Increased use of BIM, AI, and VR
Technological advancements can help contractors with planning, building design, and client satisfaction. BIM programs can already help streamline planning and design through 3D modeling, but as advanced 4D and 5D technology develops, the applications of BIM are virtually endless. Some industry professionals also see applications for AI and VR technology to assist in project formation and completion through machine learning. The tech industry is getting increasingly involved with construction, as Silicon Valley funnels billions of dollars in investments into the industry and new, applicable technologies are developed and hit the market every day.
Due to the recession of 2008, older generations retiring, younger generations choosing tech over construction jobs, and a host of other factors, there has been a huge skilled labor shortage in the industry.

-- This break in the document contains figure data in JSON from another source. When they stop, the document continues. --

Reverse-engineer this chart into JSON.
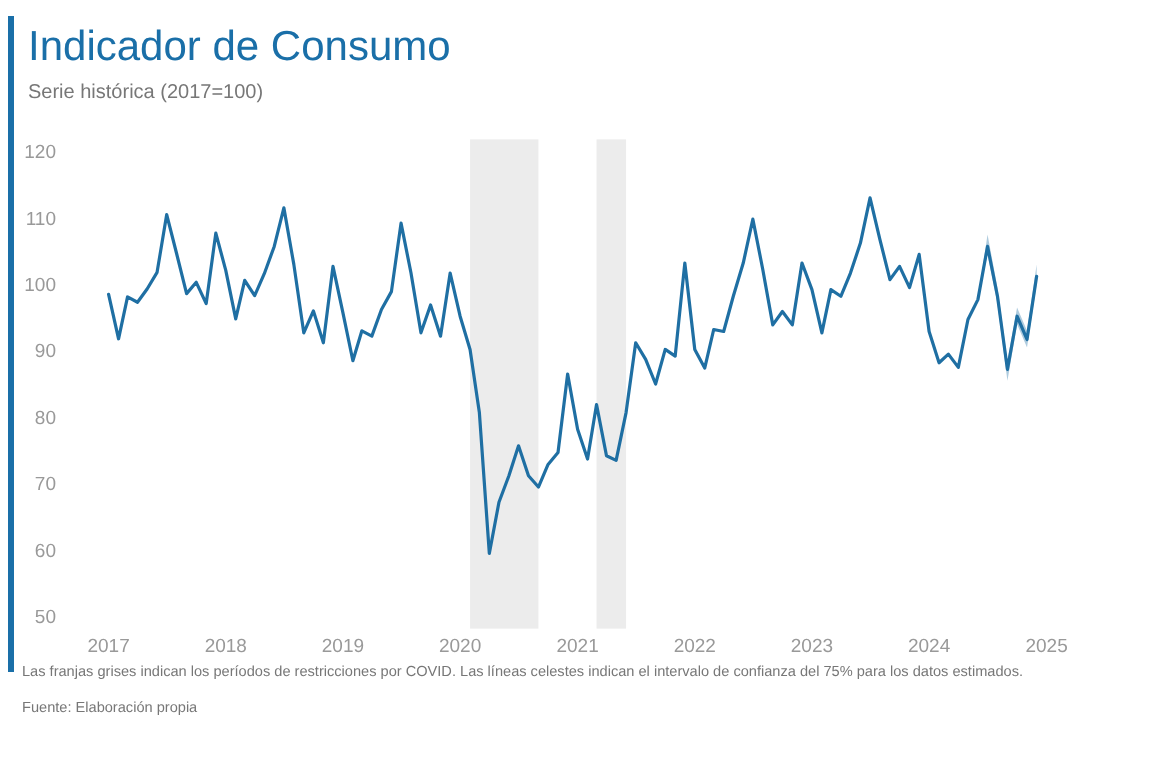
{
  "chart_data": {
    "type": "line",
    "title": "Indicador de Consumo",
    "subtitle": "Serie histórica (2017=100)",
    "annotations": [
      "Las franjas grises indican los períodos de restricciones por COVID. Las líneas celestes indican el intervalo de confianza del 75% para los datos estimados.",
      "Fuente: Elaboración propia"
    ],
    "x": [
      "2017-01",
      "2017-02",
      "2017-03",
      "2017-04",
      "2017-05",
      "2017-06",
      "2017-07",
      "2017-08",
      "2017-09",
      "2017-10",
      "2017-11",
      "2017-12",
      "2018-01",
      "2018-02",
      "2018-03",
      "2018-04",
      "2018-05",
      "2018-06",
      "2018-07",
      "2018-08",
      "2018-09",
      "2018-10",
      "2018-11",
      "2018-12",
      "2019-01",
      "2019-02",
      "2019-03",
      "2019-04",
      "2019-05",
      "2019-06",
      "2019-07",
      "2019-08",
      "2019-09",
      "2019-10",
      "2019-11",
      "2019-12",
      "2020-01",
      "2020-02",
      "2020-03",
      "2020-04",
      "2020-05",
      "2020-06",
      "2020-07",
      "2020-08",
      "2020-09",
      "2020-10",
      "2020-11",
      "2020-12",
      "2021-01",
      "2021-02",
      "2021-03",
      "2021-04",
      "2021-05",
      "2021-06",
      "2021-07",
      "2021-08",
      "2021-09",
      "2021-10",
      "2021-11",
      "2021-12",
      "2022-01",
      "2022-02",
      "2022-03",
      "2022-04",
      "2022-05",
      "2022-06",
      "2022-07",
      "2022-08",
      "2022-09",
      "2022-10",
      "2022-11",
      "2022-12",
      "2023-01",
      "2023-02",
      "2023-03",
      "2023-04",
      "2023-05",
      "2023-06",
      "2023-07",
      "2023-08",
      "2023-09",
      "2023-10",
      "2023-11",
      "2023-12",
      "2024-01",
      "2024-02",
      "2024-03",
      "2024-04",
      "2024-05",
      "2024-06",
      "2024-07",
      "2024-08",
      "2024-09",
      "2024-10",
      "2024-11",
      "2024-12"
    ],
    "series": [
      {
        "color": "#1f6fa3",
        "values": [
          98.5,
          91.8,
          98.1,
          97.3,
          99.3,
          101.8,
          110.5,
          104.6,
          98.6,
          100.3,
          97.1,
          107.7,
          102.1,
          94.8,
          100.6,
          98.3,
          101.6,
          105.7,
          111.5,
          103,
          92.7,
          96,
          91.2,
          102.7,
          95.7,
          88.5,
          93,
          92.2,
          96.2,
          98.9,
          109.2,
          101.7,
          92.7,
          96.9,
          92.2,
          101.7,
          95.2,
          90.2,
          80.7,
          59.5,
          67.2,
          71.2,
          75.7,
          71.2,
          69.5,
          72.9,
          74.7,
          86.5,
          78.2,
          73.7,
          81.9,
          74.2,
          73.5,
          80.7,
          91.2,
          88.7,
          85,
          90.2,
          89.2,
          103.2,
          90.2,
          87.4,
          93.2,
          92.9,
          98.2,
          103.2,
          109.8,
          102.2,
          93.9,
          95.9,
          93.9,
          103.2,
          99.2,
          92.7,
          99.2,
          98.2,
          101.7,
          106.2,
          113,
          106.7,
          100.7,
          102.7,
          99.5,
          104.5,
          92.9,
          88.2,
          89.5,
          87.5,
          94.7,
          97.7,
          105.7,
          98.2,
          87.2,
          95.2,
          91.7,
          101.2
        ],
        "lower": [
          null,
          null,
          null,
          null,
          null,
          null,
          null,
          null,
          null,
          null,
          null,
          null,
          null,
          null,
          null,
          null,
          null,
          null,
          null,
          null,
          null,
          null,
          null,
          null,
          null,
          null,
          null,
          null,
          null,
          null,
          null,
          null,
          null,
          null,
          null,
          null,
          null,
          null,
          null,
          null,
          null,
          null,
          null,
          null,
          null,
          null,
          null,
          null,
          null,
          null,
          null,
          null,
          null,
          null,
          null,
          null,
          null,
          null,
          null,
          null,
          null,
          null,
          null,
          null,
          null,
          null,
          null,
          null,
          null,
          null,
          null,
          null,
          null,
          null,
          null,
          null,
          null,
          null,
          null,
          null,
          null,
          null,
          null,
          null,
          null,
          null,
          null,
          null,
          null,
          97.7,
          104.5,
          97,
          85.5,
          94,
          90.5,
          100
        ],
        "upper": [
          null,
          null,
          null,
          null,
          null,
          null,
          null,
          null,
          null,
          null,
          null,
          null,
          null,
          null,
          null,
          null,
          null,
          null,
          null,
          null,
          null,
          null,
          null,
          null,
          null,
          null,
          null,
          null,
          null,
          null,
          null,
          null,
          null,
          null,
          null,
          null,
          null,
          null,
          null,
          null,
          null,
          null,
          null,
          null,
          null,
          null,
          null,
          null,
          null,
          null,
          null,
          null,
          null,
          null,
          null,
          null,
          null,
          null,
          null,
          null,
          null,
          null,
          null,
          null,
          null,
          null,
          null,
          null,
          null,
          null,
          null,
          null,
          null,
          null,
          null,
          null,
          null,
          null,
          null,
          null,
          null,
          null,
          null,
          null,
          null,
          null,
          null,
          null,
          null,
          97.7,
          107.5,
          99.5,
          88.5,
          96.5,
          93,
          103
        ]
      }
    ],
    "xlim": [
      "2017",
      "2025"
    ],
    "xticks": [
      {
        "value": "2017",
        "label": "2017"
      },
      {
        "value": "2018",
        "label": "2018"
      },
      {
        "value": "2019",
        "label": "2019"
      },
      {
        "value": "2020",
        "label": "2020"
      },
      {
        "value": "2021",
        "label": "2021"
      },
      {
        "value": "2022",
        "label": "2022"
      },
      {
        "value": "2023",
        "label": "2023"
      },
      {
        "value": "2024",
        "label": "2024"
      },
      {
        "value": "2025",
        "label": "2025"
      }
    ],
    "ylim": [
      50,
      120
    ],
    "yticks": [
      50,
      60,
      70,
      80,
      90,
      100,
      110,
      120
    ],
    "bands": [
      {
        "axis": "x",
        "from": "2020-02",
        "to": "2020-09",
        "color": "#ececec"
      },
      {
        "axis": "x",
        "from": "2021-03",
        "to": "2021-06",
        "color": "#ececec"
      }
    ]
  }
}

To combat the issue, recruitment methods have changed as the years progress; revamping degree programs at trade schools, focusing on women and minorities, and leveraging new construction technology are just a few of the ways the industry is trying to reverse the labor crisis. Unfortunately, these initiatives haven’t been enough to bring numbers back up to where contractors need them. That is why we are predicting even more initiatives from new and fresh perspectives to increase the labor force and encourage emerging adults to pursue a career in construction. Recruitment reforms are bound to be continual and ever-increasing to meet the industry’s demand.
Gone are the expensive days of taking jobsite photos from planes. As drones become more affordable and accessible for both businesses and the public, companies are bound to utilize this new tool for much simpler aerial photography.
But that isn’t all. As drone adoption increases, so does the technology’s applications. Accompanying software can assist with mapping, thermal heat imaging, and volumetrics analysis, and we predict that even more capabilities will become available in the near future. This increase of data can help contractors give more accurate timelines and target budgets, further streamlining the construction process.
Increasing off-site work
Investments into offsite construction have spiked in recent years, and so has the amount of work contractors are able to take care of remotely. Through modular construction advancements, better tech workflow, and an increased prevalence of the Lean movement, the offsite trend is projected to continue growing in the coming years.
As 2020 approaches, the trends are clear. Although nothing is set in stone, we can only assume the advancements and improvements technology and industry reforms will continue to make for contractors and construction businesses. Project timelines and looming costs are shrinking, and—although the past may not have looked it—with the right changes, the workforce can continue growing as younger millennials and generation Z members are drawn in by the implementation of robotics and new tech. The industry is seeing groundbreaking changes that are sure to revolutionize the way contractors work.